そして次の日になった。ようやくテスト週間も終えて、いつも通りの日々に戻る。だが、健斗はそんな余韻に浸っているときではなかった。


健斗はヒロと共に学校の屋上にいた。柵に寄りかかるようにして、そこから見える景色を眺めていた。今日も相変わらずの良い天気だったが、昨日と比べると風が少し冷たかった。だがそんなに苦しいほどではない。


その景色からグラウンドを眺めることが出来た。今日でテスト週間も終わりなため、学校中の部活が再始動をする。サッカー部もそのうちの一つで、グラウンドの真ん中に集まっているのが見える。


その反面には野球部がいて、声を出しながらキャッチボールをしている。


少し懐かしい風景だった。中学の頃、サッカー部の隣であんな風に野球部がキャッチボールをしたりノック練をしたりしていて、健斗たちサッカー部は基礎練に加えて、パスの練習やシュートの練習……一日の練習の終わりにはゴールを設置して、3チームから4チームに分けてミニゲームをした。


そんなことを思い出しながら、健斗は昨日のことをヒロに話した。ヒロからも昨日佐久と琢磨に会い、どんな話をしたかを隈無く話してくれた。


「……そっか。もうおばさんとおじさんに言ったんだな。」


ヒロも同じようにグラウンドを眺めながらそう言った。


「あぁ。早めに言っておいて良かったよ。母さんのおかげで翔の両親に会えることになったしな。」


「……………」


「お前も行くだろ?翔のおばさんとおじさんに会いに……」


ヒロは頷かなかったが、その沈黙は了承の意味を込めていた。 健斗はそれ以上何も言わず小さくため息を吐いた。もう少しで全てをやり切ることが出来る。いや、これから始まるのだ。


「……琢磨たちさ……」


「うん?」


ヒロが呟くように言った。健斗はヒロの方を見ずに、しかし意識はヒロの方へはっきり向けていた。


「琢磨たちさ、最初は何か今更みたいな感じだったんだ。」


「……そりゃそうだろな。」


「お前もそれが分かってたんだろ?」


ヒロにそう訊かれて健斗は躊躇わずに小さく頷いた。そのとおりだ。だから健斗は迷っていた。

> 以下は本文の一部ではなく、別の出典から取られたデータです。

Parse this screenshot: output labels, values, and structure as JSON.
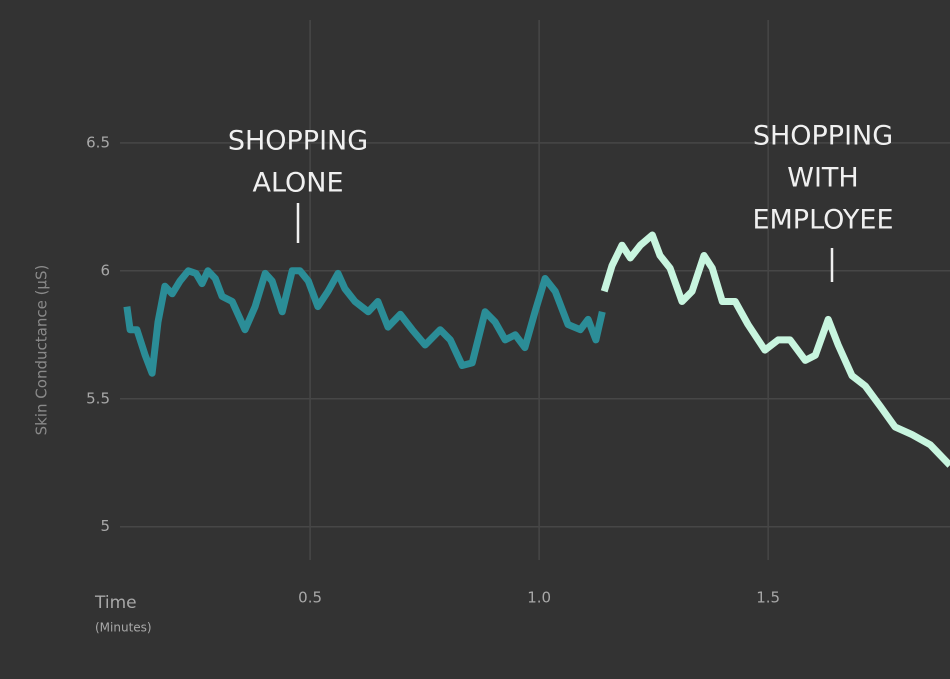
{
  "chart_data": {
    "type": "line",
    "y_label": "Skin Conductance (µS)",
    "x_label": "Time",
    "x_sublabel": "(Minutes)",
    "annotations": [
      [
        "SHOPPING",
        "ALONE"
      ],
      [
        "SHOPPING",
        "WITH",
        "EMPLOYEE"
      ]
    ],
    "xlim": [
      0.085,
      1.897
    ],
    "ylim": [
      4.87,
      6.98
    ],
    "xticks": [
      0.5,
      {
        "value": 1,
        "label": "1.0"
      },
      1.5
    ],
    "yticks": [
      5,
      5.5,
      6,
      6.5
    ],
    "grid": true,
    "series": [
      {
        "color": "#2b8d97",
        "x": [
          0.1,
          0.107,
          0.122,
          0.14,
          0.155,
          0.168,
          0.183,
          0.199,
          0.216,
          0.234,
          0.251,
          0.264,
          0.277,
          0.293,
          0.308,
          0.33,
          0.358,
          0.38,
          0.402,
          0.417,
          0.439,
          0.461,
          0.478,
          0.496,
          0.517,
          0.539,
          0.561,
          0.576,
          0.598,
          0.627,
          0.648,
          0.67,
          0.697,
          0.723,
          0.751,
          0.784,
          0.806,
          0.832,
          0.854,
          0.882,
          0.904,
          0.926,
          0.948,
          0.969,
          0.991,
          1.013,
          1.035,
          1.063,
          1.09,
          1.107,
          1.124,
          1.138
        ],
        "values": [
          5.86,
          5.77,
          5.77,
          5.67,
          5.6,
          5.8,
          5.94,
          5.91,
          5.96,
          6.0,
          5.99,
          5.95,
          6.0,
          5.97,
          5.9,
          5.88,
          5.77,
          5.86,
          5.99,
          5.96,
          5.84,
          6.0,
          6.0,
          5.96,
          5.86,
          5.92,
          5.99,
          5.93,
          5.88,
          5.84,
          5.88,
          5.78,
          5.83,
          5.77,
          5.71,
          5.77,
          5.73,
          5.63,
          5.64,
          5.84,
          5.8,
          5.73,
          5.75,
          5.7,
          5.84,
          5.97,
          5.92,
          5.79,
          5.77,
          5.81,
          5.73,
          5.84
        ]
      },
      {
        "color": "#c8f5df",
        "x": [
          1.142,
          1.159,
          1.181,
          1.199,
          1.221,
          1.247,
          1.264,
          1.286,
          1.312,
          1.334,
          1.36,
          1.378,
          1.4,
          1.428,
          1.456,
          1.493,
          1.522,
          1.548,
          1.581,
          1.603,
          1.631,
          1.653,
          1.683,
          1.712,
          1.745,
          1.777,
          1.814,
          1.854,
          1.897
        ],
        "values": [
          5.92,
          6.02,
          6.1,
          6.05,
          6.1,
          6.14,
          6.06,
          6.01,
          5.88,
          5.92,
          6.06,
          6.01,
          5.88,
          5.88,
          5.79,
          5.69,
          5.73,
          5.73,
          5.65,
          5.67,
          5.81,
          5.71,
          5.59,
          5.55,
          5.47,
          5.39,
          5.36,
          5.32,
          5.24
        ]
      }
    ]
  }
}
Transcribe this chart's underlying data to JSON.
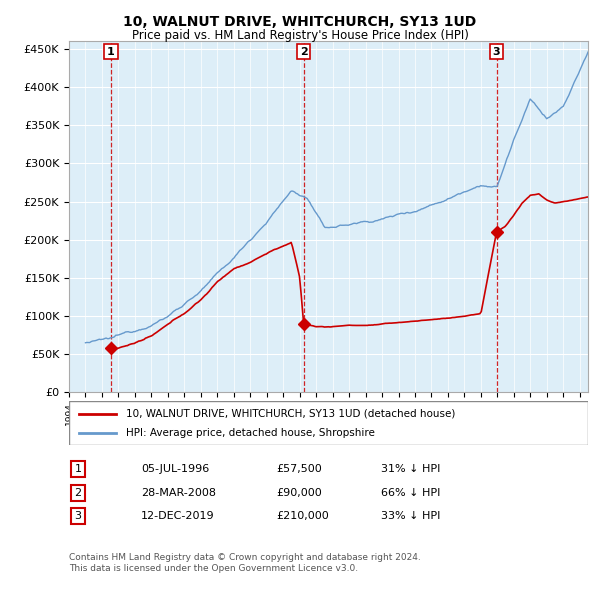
{
  "title": "10, WALNUT DRIVE, WHITCHURCH, SY13 1UD",
  "subtitle": "Price paid vs. HM Land Registry's House Price Index (HPI)",
  "hpi_color": "#6699cc",
  "price_color": "#cc0000",
  "plot_bg_color": "#ddeeff",
  "ylim": [
    0,
    460000
  ],
  "yticks": [
    0,
    50000,
    100000,
    150000,
    200000,
    250000,
    300000,
    350000,
    400000,
    450000
  ],
  "ytick_labels": [
    "£0",
    "£50K",
    "£100K",
    "£150K",
    "£200K",
    "£250K",
    "£300K",
    "£350K",
    "£400K",
    "£450K"
  ],
  "xlim_start": 1994.0,
  "xlim_end": 2025.5,
  "purchases": [
    {
      "date": 1996.54,
      "price": 57500,
      "label": "1"
    },
    {
      "date": 2008.24,
      "price": 90000,
      "label": "2"
    },
    {
      "date": 2019.95,
      "price": 210000,
      "label": "3"
    }
  ],
  "purchase_info": [
    {
      "label": "1",
      "date_str": "05-JUL-1996",
      "price_str": "£57,500",
      "pct": "31% ↓ HPI"
    },
    {
      "label": "2",
      "date_str": "28-MAR-2008",
      "price_str": "£90,000",
      "pct": "66% ↓ HPI"
    },
    {
      "label": "3",
      "date_str": "12-DEC-2019",
      "price_str": "£210,000",
      "pct": "33% ↓ HPI"
    }
  ],
  "legend_line1": "10, WALNUT DRIVE, WHITCHURCH, SY13 1UD (detached house)",
  "legend_line2": "HPI: Average price, detached house, Shropshire",
  "footer1": "Contains HM Land Registry data © Crown copyright and database right 2024.",
  "footer2": "This data is licensed under the Open Government Licence v3.0."
}
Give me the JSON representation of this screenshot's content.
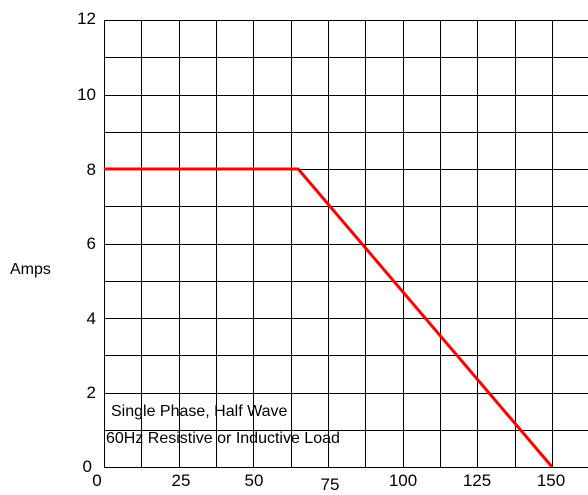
{
  "chart_data": {
    "type": "line",
    "title": "",
    "xlabel": "",
    "ylabel": "Amps",
    "xlim": [
      0,
      162
    ],
    "ylim": [
      0,
      12
    ],
    "x_ticks": [
      "0",
      "25",
      "50",
      "75",
      "100",
      "125",
      "150"
    ],
    "y_ticks": [
      "0",
      "2",
      "4",
      "6",
      "8",
      "10",
      "12"
    ],
    "grid": true,
    "series": [
      {
        "color": "#ff0000",
        "x": [
          0,
          65,
          150
        ],
        "y": [
          8,
          8,
          0
        ]
      }
    ],
    "annotations": [
      "Single Phase, Half Wave",
      "60Hz Resistive or Inductive Load"
    ]
  }
}
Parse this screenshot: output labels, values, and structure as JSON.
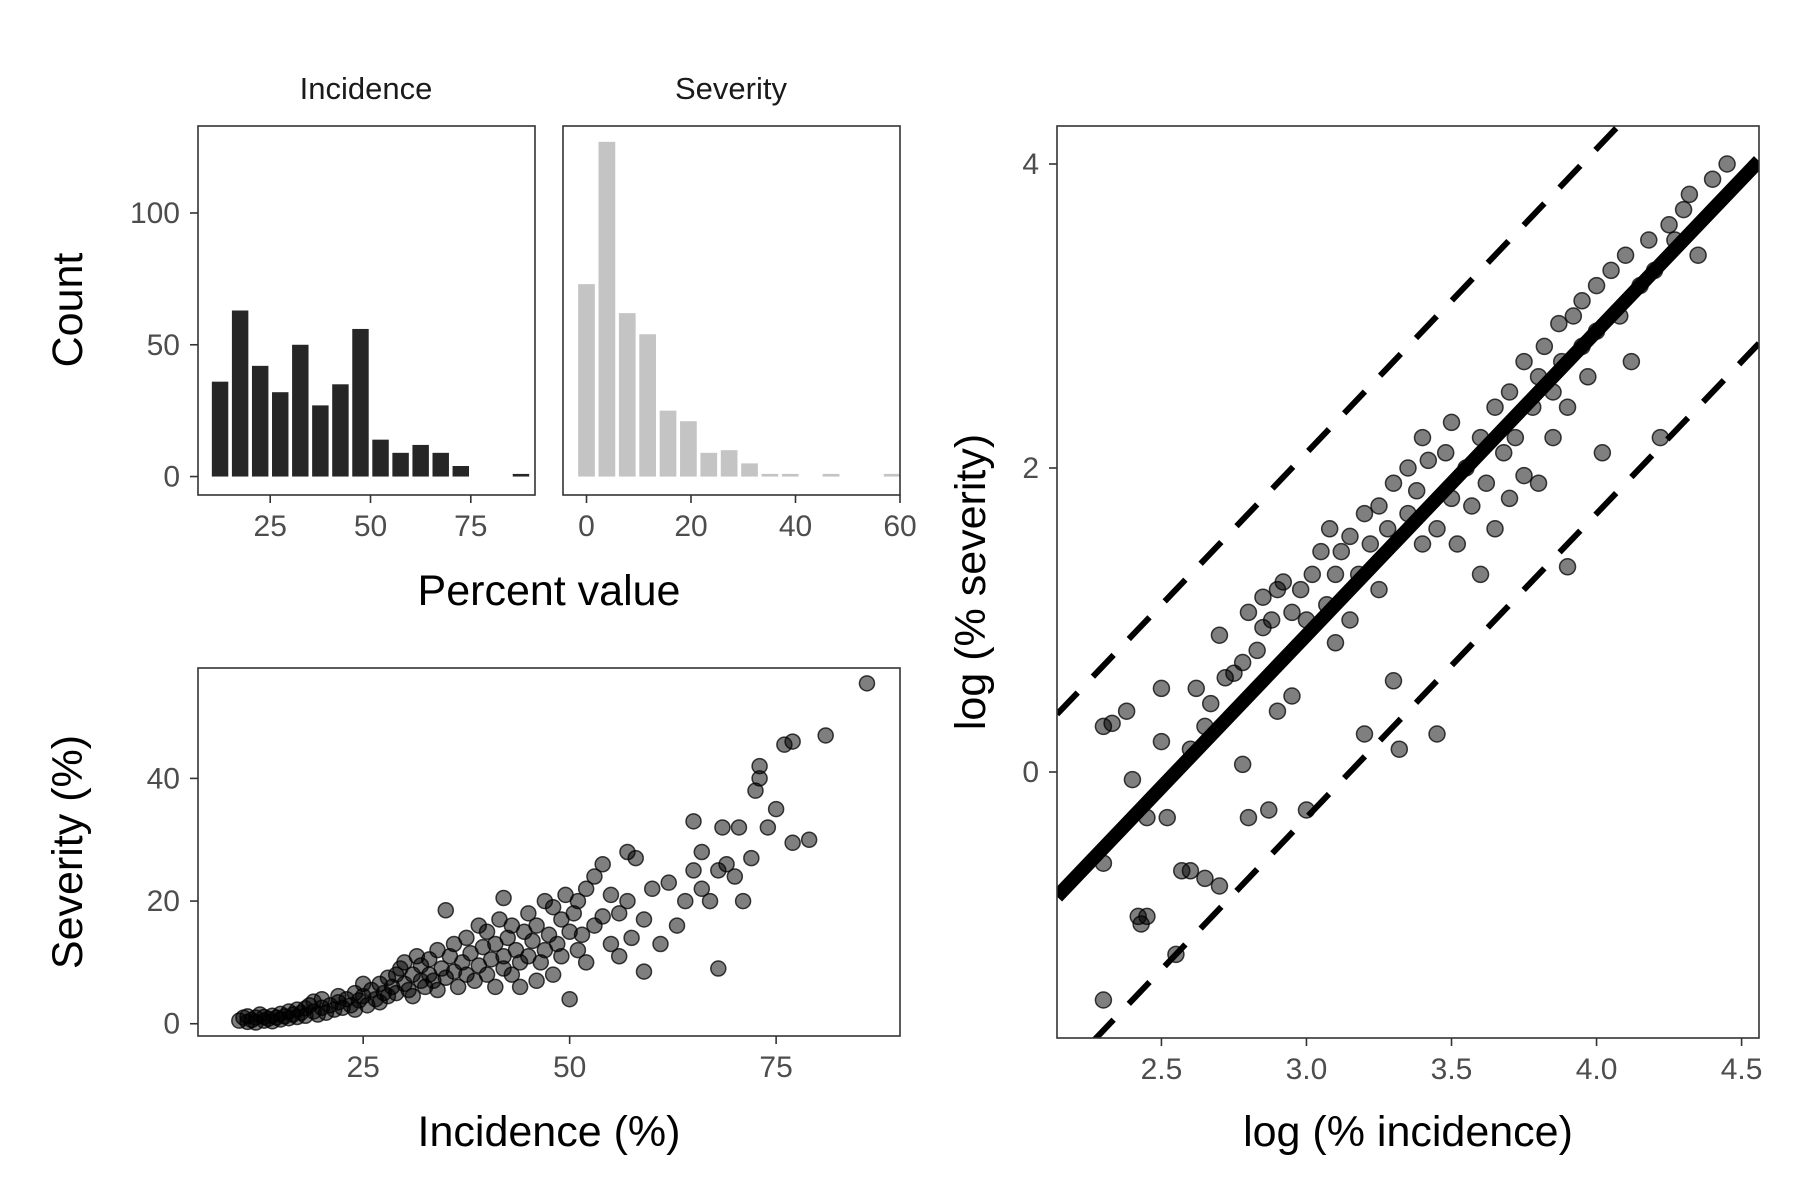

昔のことをそんな風に掘り返してもいいのだろうか?と健斗は疑問を抱いていたのだ。


ノブとリュウタも、佐久や琢磨も……もう健斗の知らない所で健斗の知らない生活を送っている。みんなそれぞれ未来に向けて、そして現在のために新しい生活を送っているのだ。


未だに先を踏み出せていない、過去に囚われてるのは健斗だけなのだ。そんな健斗が新たな生活を送っている人たちの邪魔をするようなことをしていいのか、と健斗は考えあぐねていたのだ。


現に佐久と琢磨は今はもうサッカー部に入っていないという。佐久は子供の頃から趣味だった囲碁を本格的にやるため囲碁部に所属し、琢磨は新たに興味を抱いていたバドミントン部に入っているらしい。なのに今更……健斗たちの都合で昔のことを持ち上げるなんて、相手を困らせるだけだと思ったのだ。


それは今回のことだってある。翔の両親も新たな生活を始めているのだ。二年半前の悲劇を思い返すようなことをしてしまって、本当にそれでいいのか健斗には分からなかった。だが父さんは迷うなと言った。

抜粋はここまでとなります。